My own reality remained split. Beautiful objects gave me nurturing comfort, and I projected beauty onto people, places and situations. But I had a condition, which was that the lie was true: he was like a father and I was special to him. I belonged in his family, in his class of people. I spent my life as removed from that class of people as can be, but could always blend in perfectly for a superficial visit to a Madison Avenue store, where long ago this man bought me a summer dress, in crispy featherweight cotton with fun colors in a joyful pattern, teaching me about quality of materials and style. I could always respond to the smile of a well-dressed man in a perfectly harmonious energetic connection, as if I lived on Park Avenue, spent summers in the Hamptons, and traveled the world - not because I wanted the money and status, but because I belonged in that environment. Even as I consciously knew I didn't want such a life, the little girl inside of me was always waiting for the moment her father would return for her, to finally include her into his life and family. The little girl bought dresses she couldn't afford on Madison Avenue for when that day would come, for when that life would be hers, that were never worn. She did many things that made no sense for the life I lived, incongruently persisting in the fantasy of the father. If this man had been a street pimp, I would have been magnetized by the streets, by drugs, and the life, and all the attributes that would have brought me back to that type of make-believe love and promise of a better life.

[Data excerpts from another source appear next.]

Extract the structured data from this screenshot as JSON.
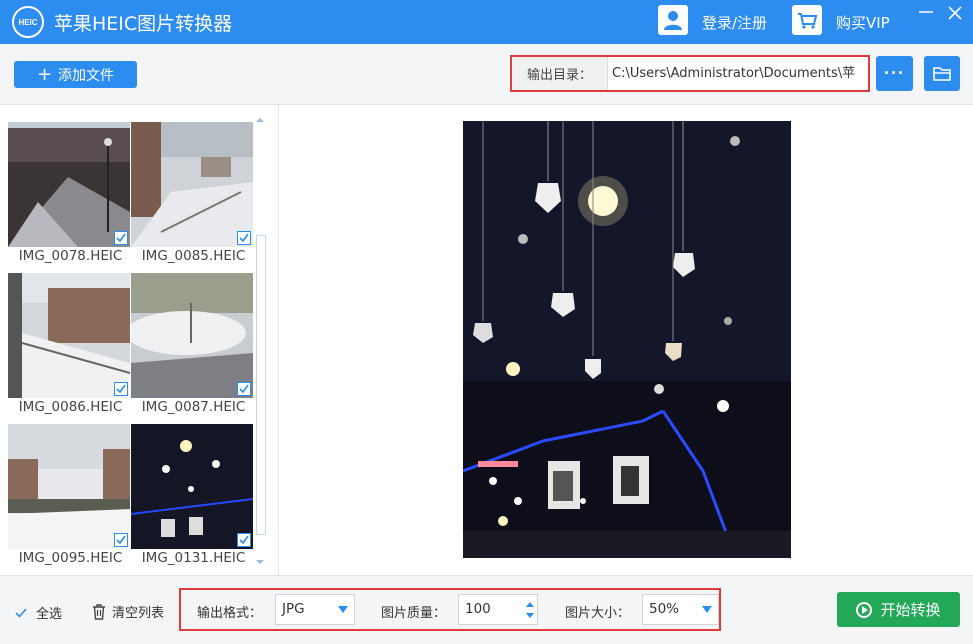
{
  "titlebar": {
    "logo_text": "HEIC",
    "app_title": "苹果HEIC图片转换器",
    "login_label": "登录/注册",
    "vip_label": "购买VIP",
    "minimize_glyph": "—",
    "close_glyph": "✕"
  },
  "toolbar": {
    "add_files_label": "添加文件",
    "output_dir_label": "输出目录：",
    "output_dir_value": "C:\\Users\\Administrator\\Documents\\苹",
    "more_label": "···"
  },
  "files": [
    {
      "name": "IMG_0078.HEIC",
      "checked": true
    },
    {
      "name": "IMG_0085.HEIC",
      "checked": true
    },
    {
      "name": "IMG_0086.HEIC",
      "checked": true
    },
    {
      "name": "IMG_0087.HEIC",
      "checked": true
    },
    {
      "name": "IMG_0095.HEIC",
      "checked": true
    },
    {
      "name": "IMG_0131.HEIC",
      "checked": true
    }
  ],
  "bottom": {
    "select_all_label": "全选",
    "clear_list_label": "清空列表",
    "format_label": "输出格式：",
    "format_value": "JPG",
    "quality_label": "图片质量：",
    "quality_value": "100",
    "size_label": "图片大小：",
    "size_value": "50%",
    "start_label": "开始转换"
  },
  "colors": {
    "accent": "#2d8cf0",
    "highlight_border": "#e03b3b",
    "start_green": "#23a858"
  }
}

Without access to the source of these strange actions, I was able to modify my behavior but not the core fantasy and hope. I was protected from the reality and never had any memory of him until he died. If I had remembered while he was alive, that desperate little girl inside of me might have thought it was a good idea to seek him out, to claim her heritage, to belong to him. This would have been deadly. Survival works in this most intricate and beautiful of ways, that I had no access to the memory of him until the coast was clear, and I would be safe. That healing process has lasted a year now, and the anger over spending a lifetime in denial, unable to be in an intimate relationship, unable to properly take care of myself, brainwashed and tortured and forsaken, has given way to grief through a one-sentence message. 

This message was about this man's real family, a close family member whom I might meet. The reality of choice, of speaking truth to a sympathetic and open-minded person belonging to this family, suddenly slammed the full weight of the truth into me, creating an impossible headache from too many tears, convulsing and throwing up. Such was the power of this lie, and its remedy of truth.

The universe is of its own accord providing me with everything I need, both in the exquisite timing of the unfolding of events, and the love I've absorbed to be able to let go of the lie. The universe is already perfect, with this show of light and dark in which we play our parts. I am ready to embrace my taste and love of beauty as my own, and am beginning to feel gratitude for the entire experience, accepting the fullness of life, beautiful through my tears and sorrow, beautiful because of truth, love and healing, and because of hope.